The flight in took me over beautiful rolling hills of the Malawian highlands. Wow. The lake was so clean and calm. The colours ranged from bright turquoise in the shallows to rich blues in the deep water. There were no speed boats or large vessels in sight. It looked so tranquil. All you could hear were the birds singing.
There was hardly anyone in sight, until I reached the island itself. Likoma is closer to Mozambique than Malawi, lying in the far eastern waters of Lake Malawi. This beautiful lake – the third largest in Africa – has an incredibly diverse freshwater ecosystem, with hundreds of species of fish.
Our pilot flew at a low level, so that we could take photographs of the lake. As we approached the island, I noticed that it was covered with mango trees and ancient baobabs – encircled by glorious sandy beaches and rocky coves. It is nothing like Mauritius or the Seychelles. The island remains almost unchanged since its discovery by Scottish missionaries at the end of the nineteenth century.
With excitement, I got off the plane and rushed to our transfer vehicle. I totally forgot my luggage, as I could not wait to be on the beach – I felt completely at home. As I drove through the local villages, kids stood by the road, waving with excitement. It really showed how friendly and warm the people of Malawi are.
As soon as we got to the lodge, I quickly removed my shoes and ran to the beach. I felt like a little girl who had been released into a sweet shop. There was lots to do: swimming, snorkelling, kayaking, sailing and quad biking. I opted to go kayaking on the serene waters of the lake, negotiating rocky spurs and following the sandy shoreline.
After my waterborne adventure, I went to my room. This was apparently the best room on the island – creating much envy amongst my travelling buddies. Known as ‘Madima House’, it was situated at the far end of the Kaya Mawa beach. In order to get to it, I had to negotiate some stairs, but was immediately greeted with a plunge pool that overlooked the lake.
Inside the room there was a private bar area, with a large bedroom next door. This featured an enormous bed. It was an incredibly special house: very spacious and with uninterrupted views of the lake. No beach boys, no noisy speedboats and no pollution whatsoever. My busy life in the UK seemed far away and my worries evaporated as I relaxed in this tranquil retreat.

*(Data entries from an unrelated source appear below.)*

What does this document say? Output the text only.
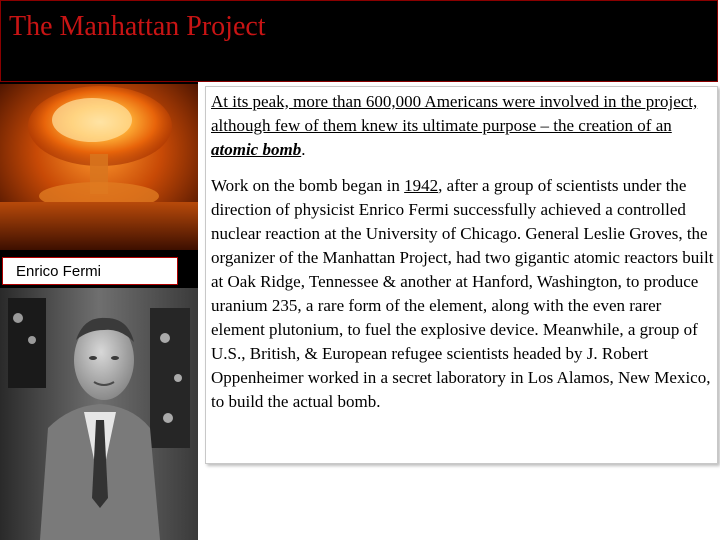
The Manhattan Project
Enrico Fermi
At its peak, more than 600,000 Americans were involved in the project, although few of them knew its ultimate purpose – the creation of an atomic bomb.
Work on the bomb began in 1942, after a group of scientists under the direction of physicist Enrico Fermi successfully achieved a controlled nuclear reaction at the University of Chicago. General Leslie Groves, the organizer of the Manhattan Project, had two gigantic atomic reactors built at Oak Ridge, Tennessee & another at Hanford, Washington, to produce uranium 235, a rare form of the element, along with the even rarer element plutonium, to fuel the explosive device. Meanwhile, a group of U.S., British, & European refugee scientists headed by J. Robert Oppenheimer worked in a secret laboratory in Los Alamos, New Mexico, to build the actual bomb.
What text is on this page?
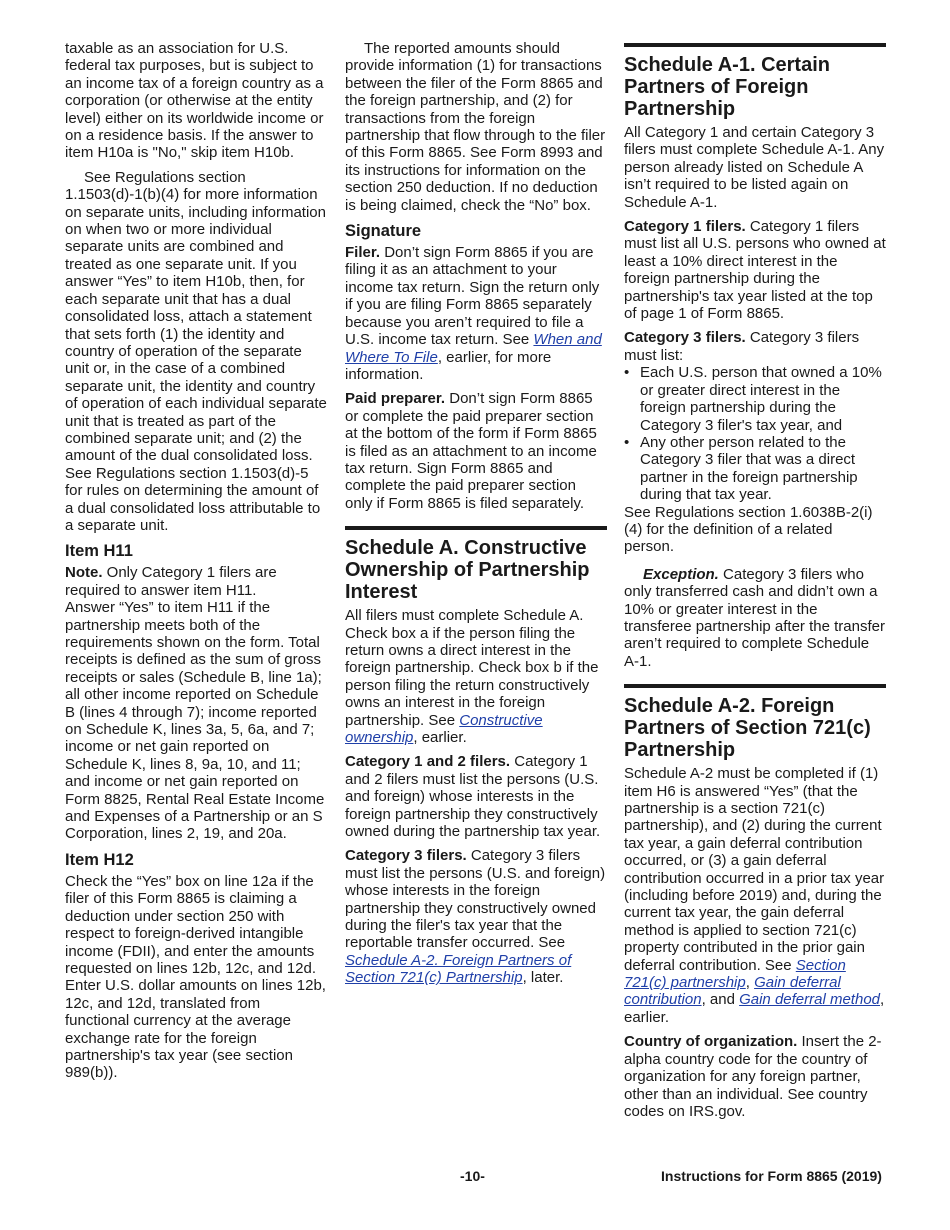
taxable as an association for U.S. federal tax purposes, but is subject to an income tax of a foreign country as a corporation (or otherwise at the entity level) either on its worldwide income or on a residence basis. If the answer to item H10a is "No," skip item H10b.

See Regulations section 1.1503(d)-1(b)(4) for more information on separate units, including information on when two or more individual separate units are combined and treated as one separate unit. If you answer “Yes” to item H10b, then, for each separate unit that has a dual consolidated loss, attach a statement that sets forth (1) the identity and country of operation of the separate unit or, in the case of a combined separate unit, the identity and country of operation of each individual separate unit that is treated as part of the combined separate unit; and (2) the amount of the dual consolidated loss. See Regulations section 1.1503(d)-5 for rules on determining the amount of a dual consolidated loss attributable to a separate unit.

Item H11

Note. Only Category 1 filers are required to answer item H11.

Answer “Yes” to item H11 if the partnership meets both of the requirements shown on the form. Total receipts is defined as the sum of gross receipts or sales (Schedule B, line 1a); all other income reported on Schedule B (lines 4 through 7); income reported on Schedule K, lines 3a, 5, 6a, and 7; income or net gain reported on Schedule K, lines 8, 9a, 10, and 11; and income or net gain reported on Form 8825, Rental Real Estate Income and Expenses of a Partnership or an S Corporation, lines 2, 19, and 20a.

Item H12

Check the “Yes” box on line 12a if the filer of this Form 8865 is claiming a deduction under section 250 with respect to foreign-derived intangible income (FDII), and enter the amounts requested on lines 12b, 12c, and 12d. Enter U.S. dollar amounts on lines 12b, 12c, and 12d, translated from functional currency at the average exchange rate for the foreign partnership's tax year (see section 989(b)).

The reported amounts should provide information (1) for transactions between the filer of the Form 8865 and the foreign partnership, and (2) for transactions from the foreign partnership that flow through to the filer of this Form 8865. See Form 8993 and its instructions for information on the section 250 deduction. If no deduction is being claimed, check the “No” box.

Signature

Filer. Don’t sign Form 8865 if you are filing it as an attachment to your income tax return. Sign the return only if you are filing Form 8865 separately because you aren’t required to file a U.S. income tax return. See When and Where To File, earlier, for more information.

Paid preparer. Don’t sign Form 8865 or complete the paid preparer section at the bottom of the form if Form 8865 is filed as an attachment to an income tax return. Sign Form 8865 and complete the paid preparer section only if Form 8865 is filed separately.

Schedule A. Constructive Ownership of Partnership Interest

All filers must complete Schedule A. Check box a if the person filing the return owns a direct interest in the foreign partnership. Check box b if the person filing the return constructively owns an interest in the foreign partnership. See Constructive ownership, earlier.

Category 1 and 2 filers. Category 1 and 2 filers must list the persons (U.S. and foreign) whose interests in the foreign partnership they constructively owned during the partnership tax year.

Category 3 filers. Category 3 filers must list the persons (U.S. and foreign) whose interests in the foreign partnership they constructively owned during the filer's tax year that the reportable transfer occurred. See Schedule A-2. Foreign Partners of Section 721(c) Partnership, later.

Schedule A-1. Certain Partners of Foreign Partnership

All Category 1 and certain Category 3 filers must complete Schedule A-1. Any person already listed on Schedule A isn’t required to be listed again on Schedule A-1.

Category 1 filers. Category 1 filers must list all U.S. persons who owned at least a 10% direct interest in the foreign partnership during the partnership's tax year listed at the top of page 1 of Form 8865.

Category 3 filers. Category 3 filers must list:

• Each U.S. person that owned a 10% or greater direct interest in the foreign partnership during the Category 3 filer's tax year, and
• Any other person related to the Category 3 filer that was a direct partner in the foreign partnership during that tax year.

See Regulations section 1.6038B-2(i)(4) for the definition of a related person.

Exception. Category 3 filers who only transferred cash and didn’t own a 10% or greater interest in the transferee partnership after the transfer aren’t required to complete Schedule A-1.

Schedule A-2. Foreign Partners of Section 721(c) Partnership

Schedule A-2 must be completed if (1) item H6 is answered “Yes” (that the partnership is a section 721(c) partnership), and (2) during the current tax year, a gain deferral contribution occurred, or (3) a gain deferral contribution occurred in a prior tax year (including before 2019) and, during the current tax year, the gain deferral method is applied to section 721(c) property contributed in the prior gain deferral contribution. See Section 721(c) partnership, Gain deferral contribution, and Gain deferral method, earlier.

Country of organization. Insert the 2-alpha country code for the country of organization for any foreign partner, other than an individual. See country codes on IRS.gov.

-10-	Instructions for Form 8865 (2019)
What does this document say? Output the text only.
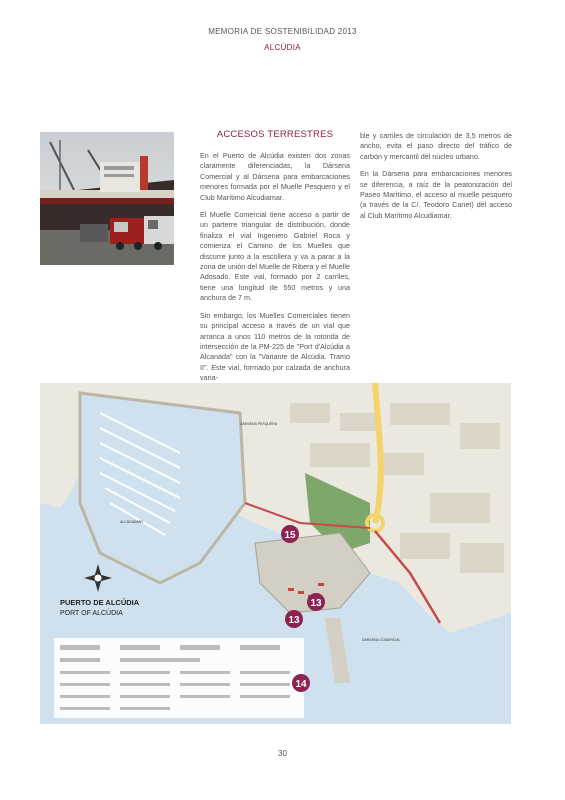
MEMORIA DE SOSTENIBILIDAD 2013
ALCÚDIA
ACCESOS TERRESTRES

En el Puerto de Alcúdia existen dos zonas claramente diferenciadas, la Dársena Comercial y al Dársena para embarcaciones menores formada por el Muelle Pesquero y el Club Marítimo Alcudiamar.

El Muelle Comercial tiene acceso a partir de un parterre triangular de distribución, donde finaliza el vial Ingeniero Gabriel Roca y comienza el Camino de los Muelles que discurre junto a la escollera y va a parar a la zona de unión del Muelle de Ribera y el Muelle Adosado. Este vial, formado por 2 carriles, tiene una longitud de 550 metros y una anchura de 7 m.

Sin embargo, los Muelles Comerciales tienen su principal acceso a través de un vial que arranca a unos 110 metros de la rotonda de intersección de la PM-225 de "Port d'Alcúdia a Alcanada" con la "Variante de Alcúdia. Tramo II". Este vial, formado por calzada de anchura varia-

ble y carriles de circulación de 3,5 metros de ancho, evita el paso directo del tráfico de carbón y mercantil del núcleo urbano.

En la Dársena para embarcaciones menores se diferencia, a raíz de la peatonización del Paseo Marítimo, el acceso al muelle pesquero (a través de la C/. Teodoro Canet) del acceso al Club Marítimo Alcudiamar.

PUERTO DE ALCÚDIA
PORT OF ALCÚDIA
ALCUDIAMAR
DÁRSENA PESQUERA
DÁRSENA COMERCIAL
15
13
13
14
30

Away from my room, I took time to explore the rest of the island. This sleepy idyll has little in the way of modernity, but it is home to the third largest cathedral in Central Africa. Built in 1903, this impressive building is the size of Winchester Cathedral. However, Likoma generally feels quiet and forgotten. It is only 17 square kilometres in size, with one gravel road running along its spine. Even this is rarely used, with just five vehicles on the whole island.
One thing that stuck out was how friendly and laid-back the locals were. I really felt like I was stepping back in time. It’s the kind of place where they still practice the African tradition that a child is brought up by the whole village. Everyone knows everyone; people look out for each other.
This reminded me that, although we have gained so much in the West, perhaps there are also things we have lost. I revelled in the tranquillity and intimacy of this island. I only hope that others can also discover its beauty and solitude.